Boeing Co. promised to deliver the first 787 Dreamliner by September as planned and ship as many as 20 this year as mechanics rework finished planes to meet new specifications.
Dreamliners will need to be modified through next year in the “factory within a factory” set up in Everett, Washington, where Chicago-based Boeing builds all its wide-body jets, Chief Executive Officer Jim McNerney said today on a conference call.
Boeing is working toward a third-quarter delivery target for the first 787 after seven delays. The fixes include replacing some fasteners as Boeing accommodates design changes made during the testing process for the plastic-composite jetliner, which is running three years behind schedule.
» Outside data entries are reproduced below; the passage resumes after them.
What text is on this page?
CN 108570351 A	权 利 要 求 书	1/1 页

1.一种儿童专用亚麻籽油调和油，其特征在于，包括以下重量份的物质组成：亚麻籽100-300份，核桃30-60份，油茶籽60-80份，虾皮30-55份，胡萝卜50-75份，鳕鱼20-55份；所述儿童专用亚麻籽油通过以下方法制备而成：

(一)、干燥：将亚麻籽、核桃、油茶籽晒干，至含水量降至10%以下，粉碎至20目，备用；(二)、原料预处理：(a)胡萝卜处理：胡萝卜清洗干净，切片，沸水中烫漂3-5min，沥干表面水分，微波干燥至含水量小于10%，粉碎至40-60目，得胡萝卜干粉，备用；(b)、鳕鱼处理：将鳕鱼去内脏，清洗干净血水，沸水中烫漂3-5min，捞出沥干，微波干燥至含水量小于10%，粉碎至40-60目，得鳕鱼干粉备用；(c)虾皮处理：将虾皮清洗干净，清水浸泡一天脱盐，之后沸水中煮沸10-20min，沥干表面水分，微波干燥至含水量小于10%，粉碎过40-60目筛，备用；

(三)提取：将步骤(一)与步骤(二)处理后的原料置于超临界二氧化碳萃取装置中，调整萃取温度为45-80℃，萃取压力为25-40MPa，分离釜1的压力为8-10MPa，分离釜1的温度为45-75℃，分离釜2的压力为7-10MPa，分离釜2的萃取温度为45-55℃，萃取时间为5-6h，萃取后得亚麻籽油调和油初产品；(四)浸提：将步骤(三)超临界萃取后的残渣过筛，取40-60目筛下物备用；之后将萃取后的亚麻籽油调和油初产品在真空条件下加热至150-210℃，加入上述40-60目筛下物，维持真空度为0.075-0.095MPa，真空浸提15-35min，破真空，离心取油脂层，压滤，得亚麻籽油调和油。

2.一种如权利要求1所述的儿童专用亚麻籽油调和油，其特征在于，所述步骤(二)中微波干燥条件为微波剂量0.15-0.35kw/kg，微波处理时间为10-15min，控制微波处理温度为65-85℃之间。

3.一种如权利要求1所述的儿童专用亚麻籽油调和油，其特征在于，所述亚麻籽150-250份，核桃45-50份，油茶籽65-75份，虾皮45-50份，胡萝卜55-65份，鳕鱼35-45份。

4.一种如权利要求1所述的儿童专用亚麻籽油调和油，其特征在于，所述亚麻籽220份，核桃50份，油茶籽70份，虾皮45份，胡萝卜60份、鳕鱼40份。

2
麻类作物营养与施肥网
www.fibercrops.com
“There’s no mystery to getting it done,” McNerney said. “We understand the work statement, the fix, the work-around, the change that has to be made, and it’s a matter of scheduling it and getting it done.”
McNerney commented after Boeing’s first-quarter profit beat analysts’ estimates, buoyed by military jet earnings that helped blunt declines in the commercial airplanes business at the world’s largest aerospace company.
Net income rose 13 percent to $586 million, or 78 cents a share, surpassing the 70-cent average estimate of 21 analysts surveyed by Bloomberg. Boeing climbed 72 cents to $76.20 at 12:29 p.m. in New York Stock Exchange composite trading, the highest intraday price since June 2008.